We have a few “good” appointments under our belt this time and as the day drew near I really started to think the panic may never come. Just this morning my friend asked how I was feeling and I was happy to report I felt confident and ready.
Then I went out for a walk after work. All the CHD “what-if’s” started swirling and the floodgates opened. Thankfully the sun was setting so I can only hope no one caught a clear glimpse of the crazy pregnant lady sobbing through the streets of our neighborhood.
To some it may seem like just another doctors appointment. But once you’ve…
held your newborn covered in scars, wires and tubes,
pushed your mama intuition aside and given full control to medical staff to decide what’s best for your child,
spent your pregnancy reading medical journals instead of mommy blogs,
stepped out of the way as nurses sprinted into action to tend to your infant,
locked eyes with your child’s doctor’s and knew they were about to deliver difficult news,
pinned your baby down to be poked and prodded, apologizing over and over…
it will never feel like *just* another doctors appointment. The experience changes you. While the flashbacks dim and each stable appointment builds confidence, the anxiety never fully leaves once you’ve experienced that kind of medical trauma. CHD is lifelong and the knowledge that we are in this for the long haul can be soul crushing at times.

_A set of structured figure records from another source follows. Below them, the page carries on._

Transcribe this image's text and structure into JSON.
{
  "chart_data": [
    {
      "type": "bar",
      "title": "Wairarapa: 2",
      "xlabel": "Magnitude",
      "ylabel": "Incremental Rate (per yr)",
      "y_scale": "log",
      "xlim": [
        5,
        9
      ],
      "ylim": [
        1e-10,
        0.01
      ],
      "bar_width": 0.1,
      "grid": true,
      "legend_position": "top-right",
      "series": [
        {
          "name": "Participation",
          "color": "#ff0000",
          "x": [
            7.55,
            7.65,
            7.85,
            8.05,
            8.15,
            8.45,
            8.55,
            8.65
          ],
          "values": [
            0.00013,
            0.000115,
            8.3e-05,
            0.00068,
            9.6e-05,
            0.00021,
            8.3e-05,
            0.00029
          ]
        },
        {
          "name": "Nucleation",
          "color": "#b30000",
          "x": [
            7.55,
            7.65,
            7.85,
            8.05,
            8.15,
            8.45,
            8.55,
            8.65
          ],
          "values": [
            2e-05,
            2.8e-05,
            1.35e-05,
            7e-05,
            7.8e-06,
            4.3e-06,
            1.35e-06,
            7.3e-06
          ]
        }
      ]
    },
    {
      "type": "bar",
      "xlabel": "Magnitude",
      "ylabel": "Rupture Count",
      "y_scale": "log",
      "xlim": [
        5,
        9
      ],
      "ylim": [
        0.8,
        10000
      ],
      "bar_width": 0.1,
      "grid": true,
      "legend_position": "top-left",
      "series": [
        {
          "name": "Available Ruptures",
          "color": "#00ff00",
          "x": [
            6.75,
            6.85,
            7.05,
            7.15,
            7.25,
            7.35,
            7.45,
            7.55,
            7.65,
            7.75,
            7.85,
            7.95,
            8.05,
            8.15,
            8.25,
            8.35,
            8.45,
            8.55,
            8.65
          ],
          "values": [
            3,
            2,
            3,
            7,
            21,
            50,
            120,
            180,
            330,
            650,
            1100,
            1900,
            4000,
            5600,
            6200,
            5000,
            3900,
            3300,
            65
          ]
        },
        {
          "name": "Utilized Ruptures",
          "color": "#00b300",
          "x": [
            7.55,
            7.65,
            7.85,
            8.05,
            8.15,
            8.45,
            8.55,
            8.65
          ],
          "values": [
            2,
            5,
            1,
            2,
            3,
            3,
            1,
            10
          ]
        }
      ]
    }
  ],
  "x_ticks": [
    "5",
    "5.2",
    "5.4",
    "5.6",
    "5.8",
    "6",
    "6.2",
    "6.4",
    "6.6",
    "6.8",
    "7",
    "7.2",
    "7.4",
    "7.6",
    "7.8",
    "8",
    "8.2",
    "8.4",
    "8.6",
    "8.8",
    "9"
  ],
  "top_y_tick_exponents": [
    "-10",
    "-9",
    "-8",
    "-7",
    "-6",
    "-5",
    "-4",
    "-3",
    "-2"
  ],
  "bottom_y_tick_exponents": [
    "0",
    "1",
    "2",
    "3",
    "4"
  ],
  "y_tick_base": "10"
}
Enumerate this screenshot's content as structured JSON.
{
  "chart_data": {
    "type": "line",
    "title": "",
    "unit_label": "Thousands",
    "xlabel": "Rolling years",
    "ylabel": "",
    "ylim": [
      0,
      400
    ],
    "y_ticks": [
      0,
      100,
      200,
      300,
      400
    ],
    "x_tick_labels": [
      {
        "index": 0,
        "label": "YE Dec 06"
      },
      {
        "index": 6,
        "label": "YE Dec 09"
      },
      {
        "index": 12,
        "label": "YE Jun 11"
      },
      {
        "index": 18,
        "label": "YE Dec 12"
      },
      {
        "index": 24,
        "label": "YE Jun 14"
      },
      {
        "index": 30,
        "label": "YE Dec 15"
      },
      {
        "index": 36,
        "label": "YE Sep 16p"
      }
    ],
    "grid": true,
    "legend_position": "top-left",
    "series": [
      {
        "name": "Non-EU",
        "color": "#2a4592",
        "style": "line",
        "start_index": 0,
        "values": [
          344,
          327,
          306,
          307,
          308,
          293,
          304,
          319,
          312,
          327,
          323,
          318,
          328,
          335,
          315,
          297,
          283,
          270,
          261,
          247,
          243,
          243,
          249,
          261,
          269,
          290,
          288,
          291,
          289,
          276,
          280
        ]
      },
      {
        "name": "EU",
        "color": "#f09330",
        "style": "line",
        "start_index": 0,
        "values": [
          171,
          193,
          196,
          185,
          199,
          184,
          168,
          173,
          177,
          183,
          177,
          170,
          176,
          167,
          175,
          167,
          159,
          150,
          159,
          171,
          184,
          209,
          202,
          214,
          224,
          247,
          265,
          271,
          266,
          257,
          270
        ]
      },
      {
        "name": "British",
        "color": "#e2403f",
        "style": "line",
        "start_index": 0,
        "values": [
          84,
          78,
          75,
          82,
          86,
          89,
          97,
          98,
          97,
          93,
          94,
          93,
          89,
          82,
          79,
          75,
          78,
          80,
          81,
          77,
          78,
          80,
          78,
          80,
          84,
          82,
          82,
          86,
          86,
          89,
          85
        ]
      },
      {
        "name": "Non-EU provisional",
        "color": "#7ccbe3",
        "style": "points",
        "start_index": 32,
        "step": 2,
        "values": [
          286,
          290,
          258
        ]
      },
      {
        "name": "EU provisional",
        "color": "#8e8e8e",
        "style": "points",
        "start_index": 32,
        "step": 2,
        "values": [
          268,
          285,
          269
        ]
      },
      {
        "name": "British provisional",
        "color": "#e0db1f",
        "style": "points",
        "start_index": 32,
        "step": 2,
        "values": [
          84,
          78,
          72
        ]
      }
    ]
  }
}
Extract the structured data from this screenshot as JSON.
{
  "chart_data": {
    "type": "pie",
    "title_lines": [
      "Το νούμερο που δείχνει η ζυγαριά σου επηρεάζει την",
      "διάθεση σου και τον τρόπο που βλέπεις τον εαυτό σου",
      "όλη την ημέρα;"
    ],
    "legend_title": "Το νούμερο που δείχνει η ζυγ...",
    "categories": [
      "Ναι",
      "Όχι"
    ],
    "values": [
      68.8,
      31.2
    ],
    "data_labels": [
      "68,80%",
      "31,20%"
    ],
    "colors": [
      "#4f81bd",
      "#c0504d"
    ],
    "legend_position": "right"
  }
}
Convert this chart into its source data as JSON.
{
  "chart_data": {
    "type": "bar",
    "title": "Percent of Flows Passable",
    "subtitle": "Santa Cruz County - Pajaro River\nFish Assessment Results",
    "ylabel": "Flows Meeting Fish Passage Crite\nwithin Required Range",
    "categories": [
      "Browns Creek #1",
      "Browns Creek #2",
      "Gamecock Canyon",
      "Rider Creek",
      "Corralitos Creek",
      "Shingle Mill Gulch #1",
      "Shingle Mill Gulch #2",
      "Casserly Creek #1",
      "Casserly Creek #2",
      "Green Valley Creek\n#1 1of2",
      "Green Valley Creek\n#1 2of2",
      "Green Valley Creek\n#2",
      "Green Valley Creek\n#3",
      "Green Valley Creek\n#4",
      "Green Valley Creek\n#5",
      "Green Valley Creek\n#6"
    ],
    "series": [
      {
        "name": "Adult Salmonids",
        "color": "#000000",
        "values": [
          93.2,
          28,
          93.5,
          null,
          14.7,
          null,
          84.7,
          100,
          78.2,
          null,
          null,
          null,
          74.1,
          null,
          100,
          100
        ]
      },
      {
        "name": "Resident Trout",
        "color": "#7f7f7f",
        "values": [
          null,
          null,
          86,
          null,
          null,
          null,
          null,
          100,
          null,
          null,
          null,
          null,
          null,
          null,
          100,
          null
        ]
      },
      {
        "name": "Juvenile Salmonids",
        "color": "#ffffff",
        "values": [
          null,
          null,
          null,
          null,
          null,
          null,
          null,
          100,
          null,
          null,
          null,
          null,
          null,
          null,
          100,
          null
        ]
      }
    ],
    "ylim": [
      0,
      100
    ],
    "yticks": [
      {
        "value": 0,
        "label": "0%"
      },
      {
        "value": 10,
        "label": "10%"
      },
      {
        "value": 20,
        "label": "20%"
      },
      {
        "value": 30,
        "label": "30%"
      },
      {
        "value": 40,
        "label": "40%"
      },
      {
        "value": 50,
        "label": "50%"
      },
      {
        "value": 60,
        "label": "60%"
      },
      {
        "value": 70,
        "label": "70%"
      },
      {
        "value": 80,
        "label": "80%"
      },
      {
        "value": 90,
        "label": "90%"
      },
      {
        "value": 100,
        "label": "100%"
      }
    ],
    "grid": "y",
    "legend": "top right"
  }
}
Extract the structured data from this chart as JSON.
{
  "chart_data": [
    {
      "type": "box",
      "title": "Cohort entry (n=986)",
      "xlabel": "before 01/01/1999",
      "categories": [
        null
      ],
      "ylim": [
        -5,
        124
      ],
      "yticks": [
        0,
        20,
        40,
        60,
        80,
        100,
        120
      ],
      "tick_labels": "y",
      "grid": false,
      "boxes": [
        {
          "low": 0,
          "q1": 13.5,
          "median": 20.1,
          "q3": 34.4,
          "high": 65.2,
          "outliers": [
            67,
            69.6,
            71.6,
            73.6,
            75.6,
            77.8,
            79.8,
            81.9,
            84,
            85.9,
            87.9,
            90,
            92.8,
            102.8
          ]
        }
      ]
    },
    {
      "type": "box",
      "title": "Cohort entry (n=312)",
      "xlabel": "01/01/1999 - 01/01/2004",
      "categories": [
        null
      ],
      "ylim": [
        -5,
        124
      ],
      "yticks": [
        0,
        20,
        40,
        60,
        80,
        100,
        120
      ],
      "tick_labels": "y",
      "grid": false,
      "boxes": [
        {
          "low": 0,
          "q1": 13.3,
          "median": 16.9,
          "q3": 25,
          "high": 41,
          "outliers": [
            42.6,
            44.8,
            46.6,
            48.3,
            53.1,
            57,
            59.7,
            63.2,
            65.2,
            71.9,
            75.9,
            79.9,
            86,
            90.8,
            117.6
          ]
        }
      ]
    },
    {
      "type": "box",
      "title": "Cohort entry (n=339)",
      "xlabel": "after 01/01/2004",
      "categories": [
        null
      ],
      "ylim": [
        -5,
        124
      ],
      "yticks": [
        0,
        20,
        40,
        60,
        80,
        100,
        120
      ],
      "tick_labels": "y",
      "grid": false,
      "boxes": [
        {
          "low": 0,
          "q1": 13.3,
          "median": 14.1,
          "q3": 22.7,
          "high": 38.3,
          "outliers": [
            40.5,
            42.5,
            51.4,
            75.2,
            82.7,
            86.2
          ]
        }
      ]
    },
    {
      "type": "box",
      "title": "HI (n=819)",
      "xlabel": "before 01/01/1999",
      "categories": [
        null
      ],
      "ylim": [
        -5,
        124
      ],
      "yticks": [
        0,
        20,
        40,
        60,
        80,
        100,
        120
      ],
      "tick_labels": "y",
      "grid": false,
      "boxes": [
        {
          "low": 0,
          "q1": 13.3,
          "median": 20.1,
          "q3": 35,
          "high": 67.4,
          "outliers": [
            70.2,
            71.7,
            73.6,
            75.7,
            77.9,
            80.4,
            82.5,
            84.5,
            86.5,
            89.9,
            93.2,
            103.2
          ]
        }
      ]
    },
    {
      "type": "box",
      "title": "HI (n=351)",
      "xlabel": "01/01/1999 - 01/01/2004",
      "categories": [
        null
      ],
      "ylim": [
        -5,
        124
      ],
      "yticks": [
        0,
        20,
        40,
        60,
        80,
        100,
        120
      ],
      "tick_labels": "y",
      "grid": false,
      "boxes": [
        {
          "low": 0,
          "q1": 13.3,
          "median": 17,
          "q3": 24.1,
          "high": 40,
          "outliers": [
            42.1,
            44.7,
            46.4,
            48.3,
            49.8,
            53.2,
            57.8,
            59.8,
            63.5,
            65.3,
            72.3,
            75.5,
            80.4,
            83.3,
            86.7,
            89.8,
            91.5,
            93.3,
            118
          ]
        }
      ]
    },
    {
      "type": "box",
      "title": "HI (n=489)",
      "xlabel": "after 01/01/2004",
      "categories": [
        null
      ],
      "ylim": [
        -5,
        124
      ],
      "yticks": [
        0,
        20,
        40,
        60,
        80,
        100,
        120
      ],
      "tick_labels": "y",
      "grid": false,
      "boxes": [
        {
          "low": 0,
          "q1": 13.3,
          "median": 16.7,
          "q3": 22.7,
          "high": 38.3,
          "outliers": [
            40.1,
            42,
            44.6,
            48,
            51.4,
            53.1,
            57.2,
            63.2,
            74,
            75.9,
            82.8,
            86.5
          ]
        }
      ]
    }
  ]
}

All that to say I AM feeling confident and ready for whatever tomorrow holds. Sometimes I just need a good cry first. We’ve done everything we typically do to prepare Leyton and make him as comfortable as possible going into these appointments. All that’s left to do is hope for the best, with his CHD’s that usually means “see ya in 6 months” (or even a year!). Here’s to hoping our boy is stable and his special heart is holding steady.
January 6, 2022
Dating these really makes them feel like diary entries, but I write at such sporadic times, (Instagram is usually more up to date!) it can be hard to follow so I think it’s the easiest way to keep all our CHD updates clear.
Crying happy tears because not only is our heart warrior stable, but today he received a one YEAR clearance from his cardiologist.
This is huge for him. We’ve been closely monitoring his pulmonary stenosis and residual coarctation of the aorta while testing out different interventions just praying that they will stick, and today’s appointment finally assured us that they have. His echo looked just like it did 6 months ago which is just about best case scenario!
We talked about what the future holds and while he will need another “tune up” when he’s a bit bigger to optimize his heart function, we can all agree his future is looking bright. There are so many potential outcomes and factors to weigh, it’s hard to predict what will be necessary or when. The unknown has always been one of my biggest challenges as his mom. I got through my pregnancy by clinging to “the plan” and lying to myself about the predictability of it all. Over time we felt blindsided by every slight deviation from that plan, so now I try my best to stay in the moment and celebrate the wins as they come. And today was a big one.
I’m so proud of this boy. He’s taught me so much about life these last 2.5 years and I’m beyond thankful that he’s ours.